For most of my life, I thought I knew myself. I knew what I wanted to be and how all of my experiences shaped me, because I could articulate it. However, when my life experiences shifted, everything I claimed to know about myself changed. For the first time in my life, I couldn’t articulate who I was. In my confusion and desperation to return to a sense of normalcy, I turned to books for guidance and clarity.
Through authors who share their stories that resemble our own, I was reminded that we don’t have to innately understand every part of who we are. There is room for growth and time is not constrained to the narrative of what path is normal. Time is adaptable and merciful. It fluctuates with the shifts in our individual and collective experiences.
Over the course of my academic career, my relationship with reading became primarily analytical. When I consumed words about coping with relationships and experiences, analytical rationalism clouded my judgment. The often narrow-minded thoughts we are fed about who we are, and what we are meant to become, isolated my personhood. However, literature’s expansive representation challenges this.

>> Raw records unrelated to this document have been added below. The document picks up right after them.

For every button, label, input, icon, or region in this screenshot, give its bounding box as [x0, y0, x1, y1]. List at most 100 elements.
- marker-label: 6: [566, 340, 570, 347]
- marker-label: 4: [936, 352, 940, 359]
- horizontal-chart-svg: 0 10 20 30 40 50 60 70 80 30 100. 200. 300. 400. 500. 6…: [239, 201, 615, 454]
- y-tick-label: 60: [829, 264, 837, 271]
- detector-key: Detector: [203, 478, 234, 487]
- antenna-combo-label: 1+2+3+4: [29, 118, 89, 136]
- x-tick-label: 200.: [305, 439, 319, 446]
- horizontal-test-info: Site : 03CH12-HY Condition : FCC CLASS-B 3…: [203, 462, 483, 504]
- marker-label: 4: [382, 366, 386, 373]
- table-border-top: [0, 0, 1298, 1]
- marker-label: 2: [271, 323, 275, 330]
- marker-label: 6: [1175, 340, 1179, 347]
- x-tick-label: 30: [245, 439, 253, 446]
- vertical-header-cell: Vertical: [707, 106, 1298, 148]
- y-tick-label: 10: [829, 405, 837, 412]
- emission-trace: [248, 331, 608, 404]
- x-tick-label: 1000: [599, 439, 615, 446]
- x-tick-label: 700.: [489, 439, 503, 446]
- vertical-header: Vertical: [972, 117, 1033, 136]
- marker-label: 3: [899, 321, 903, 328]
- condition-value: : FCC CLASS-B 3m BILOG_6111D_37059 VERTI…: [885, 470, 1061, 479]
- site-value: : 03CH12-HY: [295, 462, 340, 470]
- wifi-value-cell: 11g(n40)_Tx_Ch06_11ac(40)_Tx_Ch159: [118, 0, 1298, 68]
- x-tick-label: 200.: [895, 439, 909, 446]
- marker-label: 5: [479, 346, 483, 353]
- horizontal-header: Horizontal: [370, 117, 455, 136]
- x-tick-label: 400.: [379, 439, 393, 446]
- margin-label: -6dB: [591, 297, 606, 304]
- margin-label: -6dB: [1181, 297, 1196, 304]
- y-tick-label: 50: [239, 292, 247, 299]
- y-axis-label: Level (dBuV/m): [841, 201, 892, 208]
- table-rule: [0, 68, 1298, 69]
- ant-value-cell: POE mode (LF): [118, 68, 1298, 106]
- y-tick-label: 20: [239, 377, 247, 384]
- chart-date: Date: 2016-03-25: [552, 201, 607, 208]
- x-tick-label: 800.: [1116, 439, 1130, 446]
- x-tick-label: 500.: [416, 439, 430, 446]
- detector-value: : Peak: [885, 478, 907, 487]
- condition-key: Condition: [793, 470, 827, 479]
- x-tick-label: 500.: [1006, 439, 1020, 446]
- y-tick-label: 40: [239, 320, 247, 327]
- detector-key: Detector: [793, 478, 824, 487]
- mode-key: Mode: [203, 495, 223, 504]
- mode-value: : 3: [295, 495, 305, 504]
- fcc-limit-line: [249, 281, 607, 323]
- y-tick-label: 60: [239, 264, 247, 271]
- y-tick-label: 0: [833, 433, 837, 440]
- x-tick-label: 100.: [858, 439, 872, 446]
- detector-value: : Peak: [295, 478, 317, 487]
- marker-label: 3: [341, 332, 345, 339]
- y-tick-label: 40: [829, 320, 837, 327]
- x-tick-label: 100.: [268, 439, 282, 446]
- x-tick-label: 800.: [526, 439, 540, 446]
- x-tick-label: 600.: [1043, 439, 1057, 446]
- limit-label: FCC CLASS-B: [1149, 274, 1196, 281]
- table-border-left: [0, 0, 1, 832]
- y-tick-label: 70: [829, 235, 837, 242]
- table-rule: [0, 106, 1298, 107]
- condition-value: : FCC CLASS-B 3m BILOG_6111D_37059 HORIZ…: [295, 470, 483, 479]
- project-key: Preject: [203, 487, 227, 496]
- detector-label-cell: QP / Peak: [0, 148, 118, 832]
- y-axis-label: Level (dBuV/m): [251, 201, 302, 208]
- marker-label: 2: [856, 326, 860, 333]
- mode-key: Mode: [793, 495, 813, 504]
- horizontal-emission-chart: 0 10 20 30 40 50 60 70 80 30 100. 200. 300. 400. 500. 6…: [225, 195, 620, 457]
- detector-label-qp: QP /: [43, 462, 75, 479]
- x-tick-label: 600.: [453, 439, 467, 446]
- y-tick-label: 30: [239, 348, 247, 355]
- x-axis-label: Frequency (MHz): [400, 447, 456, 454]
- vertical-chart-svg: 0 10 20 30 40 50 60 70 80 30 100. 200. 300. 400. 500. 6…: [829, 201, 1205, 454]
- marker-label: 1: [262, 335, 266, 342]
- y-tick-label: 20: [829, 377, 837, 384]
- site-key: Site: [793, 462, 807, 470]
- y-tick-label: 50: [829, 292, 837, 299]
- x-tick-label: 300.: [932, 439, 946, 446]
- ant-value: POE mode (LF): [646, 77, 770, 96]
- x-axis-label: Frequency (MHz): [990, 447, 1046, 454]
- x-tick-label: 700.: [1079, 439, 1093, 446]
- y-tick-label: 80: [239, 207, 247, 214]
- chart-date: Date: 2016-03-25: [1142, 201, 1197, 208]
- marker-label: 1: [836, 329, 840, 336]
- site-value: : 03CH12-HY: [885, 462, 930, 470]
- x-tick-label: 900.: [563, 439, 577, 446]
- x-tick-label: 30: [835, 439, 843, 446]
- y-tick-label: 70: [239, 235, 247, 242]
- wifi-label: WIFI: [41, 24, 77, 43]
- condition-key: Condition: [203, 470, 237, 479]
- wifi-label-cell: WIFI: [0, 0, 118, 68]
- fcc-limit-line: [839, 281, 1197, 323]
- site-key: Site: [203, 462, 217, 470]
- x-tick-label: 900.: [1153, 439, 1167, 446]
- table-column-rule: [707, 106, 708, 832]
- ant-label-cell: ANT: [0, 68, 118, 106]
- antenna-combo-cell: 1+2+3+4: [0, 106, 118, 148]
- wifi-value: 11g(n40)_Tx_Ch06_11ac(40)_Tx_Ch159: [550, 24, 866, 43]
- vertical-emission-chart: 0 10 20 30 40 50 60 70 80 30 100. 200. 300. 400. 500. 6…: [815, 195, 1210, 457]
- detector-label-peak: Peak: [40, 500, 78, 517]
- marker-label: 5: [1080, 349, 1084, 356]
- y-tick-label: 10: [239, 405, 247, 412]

When I began reading for personal exploration, I realized that it was beautiful to have a stranger validate my pain and experiences. More than that, it was transformational to have a stranger articulate everything my mind couldn’t. This realization taught me to approach finding remedies to hurtful experiences with patience. Now, storytelling in literature serves as the foundation of my resilience.
Literature helps us articulate who we are because there are no unrecycled experiences. Everyone has, in some way, persisted. It is through reading about these recycled experiences that my connection to myself and others grows. There is a great sense of intimacy developed through the transformative expression of our shared experiences.
More than this, literature expands our ability to dissect our life experiences so that we can approach solutions and healing with a clear mind. Through reading about the stories of triumph and rebirth, I am able to remove myself from the often emotionally debilitating connection I have to an experience. Vulnerability in literature has helped me become more rational.
I am eternally grateful for authors like Anaïs Nin and Ottessa Moshfegh who have guided me through the transformations I made as an effort to alchemize hurtful situations. I am grateful for those vulnerable enough to share their stories so that we are equipped to brace the inevitable experiences of life.